En revanche, le tribunal a considéré que « Faute de caractériser la créativité et l'empreinte de la personnalité de l'auteur, le kit mains libres SUPERTOOTH ne sera pas reconnu éligible au droit d'auteur et l'action en contrefaçon du droit d'auteur sera déclarée irrecevable ». Après avoir rappelé que « l'originalité d'une oeuvre doit s'apprécier de manière globale de sorte que la combinaison des éléments qui la caractérise du fait de leur agencement particulier lui confère une physionomie propre qui démontre l'effort créatif et le parti pris esthétique portant l'empreinte de la personnalité de l'auteur », le tribunal prend soin de rappeler que « Si le caractère nouveau du produit n'est détruit par aucune des antériorités produites en défense et a un caractère individuel au sens des dispositions du droit des dessins et modèles communautaires, il appartient néanmoins au demandeur de démontrer en quoi la combinaison des éléments assemblés dont la forme oblongue, les couleurs et l'apposition des boutons de fonctionnement sont largement connus, est originale et révèle l'empreinte de la personnalité de son auteur ».

 

La reconnaissance d’un droit d’auteur sur une création également protégée par modèle n’est plus systématique.

 

Nouveauté et caractère individuel ne sont pas originalité !

 

Il est de plus en plus fréquent qu’une protection soit reconnue sur le fondement du droit des dessins et modèles mais pas sur le fondement du droit d’auteur, trop souvent parce que le demandeur n’a pas suffisamment caractérisé l’originalité de son œuvre. A cet égard, il n’est pas seulement nécessaire de définir les caractéristiques de l’œuvre mais il convient également d’expliquer en quoi ces caractéristiques fondent l’empreinte de la personnalité de l’auteur. La contrefaçon en matière de droit d’auteur est réalisée par la reprise des caractéristiques qui fondent l’originalité. Il est donc logique d’exiger du demandeur de définir et d’expliciter avec précision les caractéristiques de son œuvre mettant en évidence « l’empreinte de la personnalité de l’auteur », un « effort créatif », un « parti-pris esthétique ».

 

Abandon du cumul automatique de protection au profit d’une possibilité de cumul pour ceux qui prennent soin de définir l’originalité de leur création, et ce comme l’illustre l’arrêt de la Cour d’Appel de Paris du 6 juillet 2018.

 

L’affaire portait sur des commodes pour lesquelles la société demanderesse revendiquait des droits d’auteur ainsi que des droits sur un modèle communautaire non enregistré.

 

 

La cour d’Appel rappelle que l’absence d’antériorité de toute pièce et de leur combinaison est indifférente en droit d’auteur et que seule la preuve de l’originalité est exigée pour l’octroi de la protection par droit d’auteur.
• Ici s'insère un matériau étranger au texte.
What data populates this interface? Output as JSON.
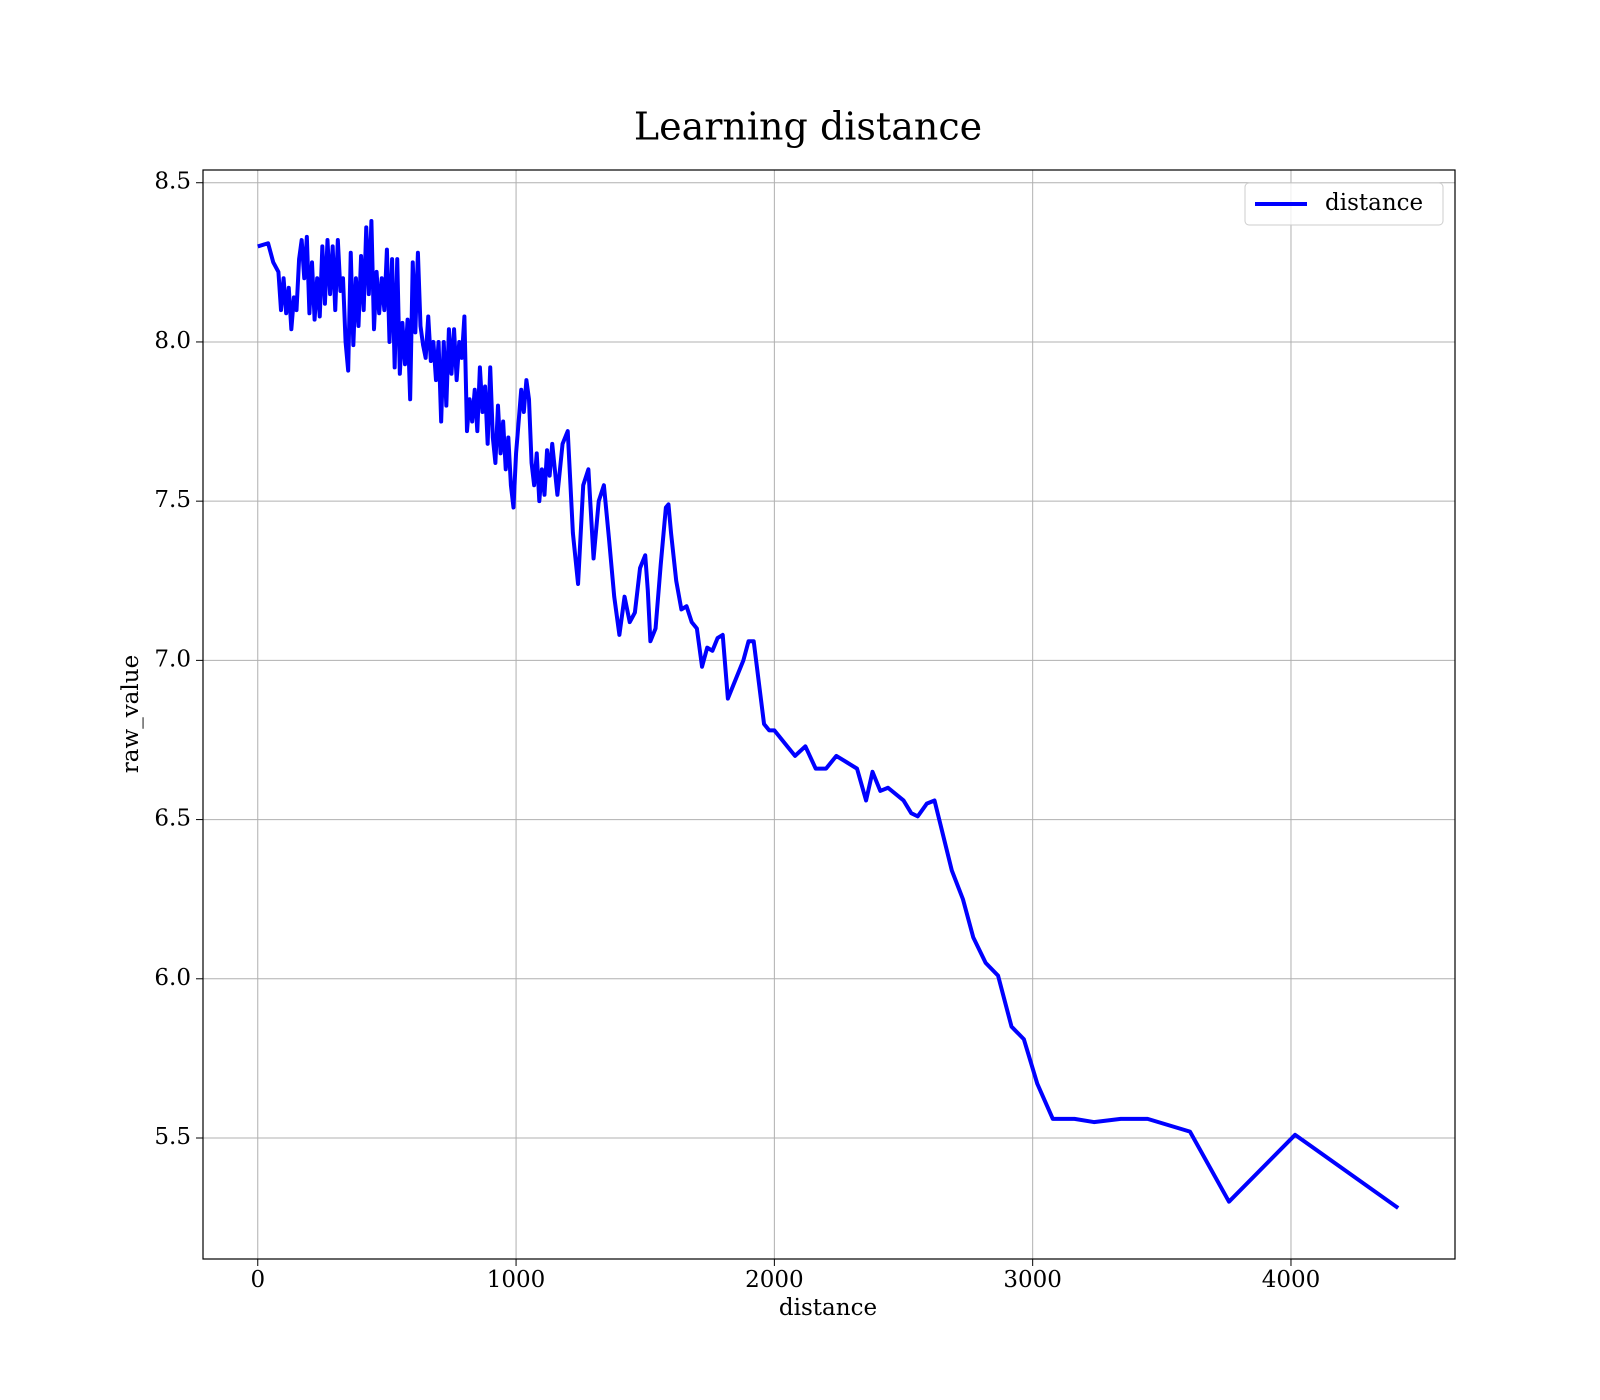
{
  "chart_data": {
    "type": "line",
    "title": "Learning distance",
    "x_label": "distance",
    "y_label": "raw_value",
    "x": [
      0,
      40,
      60,
      80,
      90,
      100,
      110,
      120,
      130,
      140,
      150,
      160,
      170,
      180,
      190,
      200,
      210,
      220,
      230,
      240,
      250,
      260,
      270,
      280,
      290,
      300,
      310,
      320,
      330,
      340,
      350,
      360,
      370,
      380,
      390,
      400,
      410,
      420,
      430,
      440,
      450,
      460,
      470,
      480,
      490,
      500,
      510,
      520,
      530,
      540,
      550,
      560,
      570,
      580,
      590,
      600,
      610,
      620,
      630,
      640,
      650,
      660,
      670,
      680,
      690,
      700,
      710,
      720,
      730,
      740,
      750,
      760,
      770,
      780,
      790,
      800,
      810,
      820,
      830,
      840,
      850,
      860,
      870,
      880,
      890,
      900,
      910,
      920,
      930,
      940,
      950,
      960,
      970,
      980,
      990,
      1000,
      1010,
      1020,
      1030,
      1040,
      1050,
      1060,
      1070,
      1080,
      1090,
      1100,
      1110,
      1120,
      1130,
      1140,
      1160,
      1180,
      1200,
      1220,
      1240,
      1260,
      1280,
      1300,
      1320,
      1340,
      1360,
      1380,
      1400,
      1420,
      1440,
      1460,
      1480,
      1500,
      1510,
      1520,
      1540,
      1560,
      1580,
      1590,
      1600,
      1620,
      1640,
      1660,
      1680,
      1700,
      1720,
      1740,
      1760,
      1780,
      1800,
      1820,
      1840,
      1860,
      1880,
      1900,
      1920,
      1960,
      1980,
      2000,
      2020,
      2050,
      2080,
      2120,
      2160,
      2200,
      2240,
      2280,
      2320,
      2355,
      2380,
      2410,
      2440,
      2500,
      2530,
      2555,
      2590,
      2620,
      2687,
      2730,
      2770,
      2818,
      2866,
      2918,
      2966,
      3018,
      3078,
      3162,
      3237,
      3341,
      3445,
      3609,
      3760,
      4016,
      4415
    ],
    "series": [
      {
        "name": "distance",
        "color": "#0000ff",
        "values": [
          8.3,
          8.31,
          8.25,
          8.22,
          8.1,
          8.2,
          8.09,
          8.17,
          8.04,
          8.14,
          8.1,
          8.26,
          8.32,
          8.2,
          8.33,
          8.09,
          8.25,
          8.07,
          8.2,
          8.08,
          8.3,
          8.12,
          8.32,
          8.15,
          8.3,
          8.1,
          8.32,
          8.16,
          8.2,
          8.0,
          7.91,
          8.28,
          7.99,
          8.2,
          8.05,
          8.27,
          8.1,
          8.36,
          8.15,
          8.38,
          8.04,
          8.22,
          8.09,
          8.2,
          8.1,
          8.29,
          8.0,
          8.26,
          7.92,
          8.26,
          7.9,
          8.06,
          7.93,
          8.07,
          7.82,
          8.25,
          8.03,
          8.28,
          8.05,
          7.99,
          7.95,
          8.08,
          7.94,
          8.0,
          7.88,
          8.0,
          7.75,
          8.0,
          7.8,
          8.04,
          7.9,
          8.04,
          7.88,
          8.0,
          7.95,
          8.08,
          7.72,
          7.82,
          7.75,
          7.85,
          7.72,
          7.92,
          7.78,
          7.86,
          7.68,
          7.92,
          7.7,
          7.62,
          7.8,
          7.65,
          7.75,
          7.6,
          7.7,
          7.55,
          7.48,
          7.65,
          7.75,
          7.85,
          7.78,
          7.88,
          7.82,
          7.62,
          7.55,
          7.65,
          7.5,
          7.6,
          7.52,
          7.66,
          7.58,
          7.68,
          7.52,
          7.68,
          7.72,
          7.4,
          7.24,
          7.55,
          7.6,
          7.32,
          7.5,
          7.55,
          7.38,
          7.2,
          7.08,
          7.2,
          7.12,
          7.15,
          7.29,
          7.33,
          7.22,
          7.06,
          7.1,
          7.3,
          7.48,
          7.49,
          7.4,
          7.25,
          7.16,
          7.17,
          7.12,
          7.1,
          6.98,
          7.04,
          7.03,
          7.07,
          7.08,
          6.88,
          6.92,
          6.96,
          7.0,
          7.06,
          7.06,
          6.8,
          6.78,
          6.78,
          6.76,
          6.73,
          6.7,
          6.73,
          6.66,
          6.66,
          6.7,
          6.68,
          6.66,
          6.56,
          6.65,
          6.59,
          6.6,
          6.56,
          6.52,
          6.51,
          6.55,
          6.56,
          6.34,
          6.25,
          6.13,
          6.05,
          6.01,
          5.85,
          5.81,
          5.67,
          5.56,
          5.56,
          5.55,
          5.56,
          5.56,
          5.52,
          5.3,
          5.51,
          5.28
        ]
      }
    ],
    "xlim": [
      -212,
      4635
    ],
    "ylim": [
      5.12,
      8.54
    ],
    "xticks": [
      0,
      1000,
      2000,
      3000,
      4000
    ],
    "yticks": [
      5.5,
      {
        "value": 6,
        "label": "6.0"
      },
      6.5,
      {
        "value": 7,
        "label": "7.0"
      },
      7.5,
      {
        "value": 8,
        "label": "8.0"
      },
      8.5
    ],
    "grid": true,
    "legend": "upper right"
  }
}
En l’espèce, elle a reconnu l’existence d’une protection sur le fondement du droit d’auteur de ces créations qui comportent des proportions, formes, compositions et combinaison d’éléments particuliers décrits par le demandeur qui leur permet d’avoir un aspect esthétique « propre et original reflétant l’empreinte de la personnalité de l’auteur ». La contrefaçon a été reconnue tant sur le fondement du droit des dessins et modèles que du droit d’auteur.

 

Ce cumul de protection risque toutefois de demeurer l’exception. En effet, la démonstration d’une originalité est difficile à établir notamment lorsque la liberté du créateur est limitée. Dans une telle occurrence, des différences mineures suffisent en principe à produire une impression d’ensemble différente, et à reconnaître ainsi un caractère propre/individuel au modèle. Pour autant, il n’est pas certain que ces différences mineures témoignent d’une empreinte de la personnalité d’un auteur, d’un « effort créatif ». En effet, la conception d’un produit est aujourd’hui le résultat d’une combinaison de contraintes techniques, économiques, où le parti-pris esthétique peut faire défaut.

 

La condition d’originalité ne peut se déduire de la nouveauté et du caractère individuel du modèle, ni d’une simple description des caractéristiques de la création sans explication de leurs conséquences sur la reconnaissance de l’empreinte de la personnalité de l’auteur. Une exigence légitime qui limite la reconnaissance d’un droit d’auteur.

 

Une protection sur le terrain des dessins et modèles demeure plus que jamais nécessaire dans le domaine des créations du design. La voie privilégiée de protection de l’apparence d’un produit et des investissements importants réalisés lors de la phase de conception, est celle des dessins et modèles, dont les principaux avantages sont les suivants :

 

  • un dépôt, constitutif de droits
  • conférant une date certaine à la création
  • une présomption de propriété au bénéfice du déposant
  • une présomption de validité
  • un délai de priorité de six mois pour des extensions à l’étranger

 

A vos modèles !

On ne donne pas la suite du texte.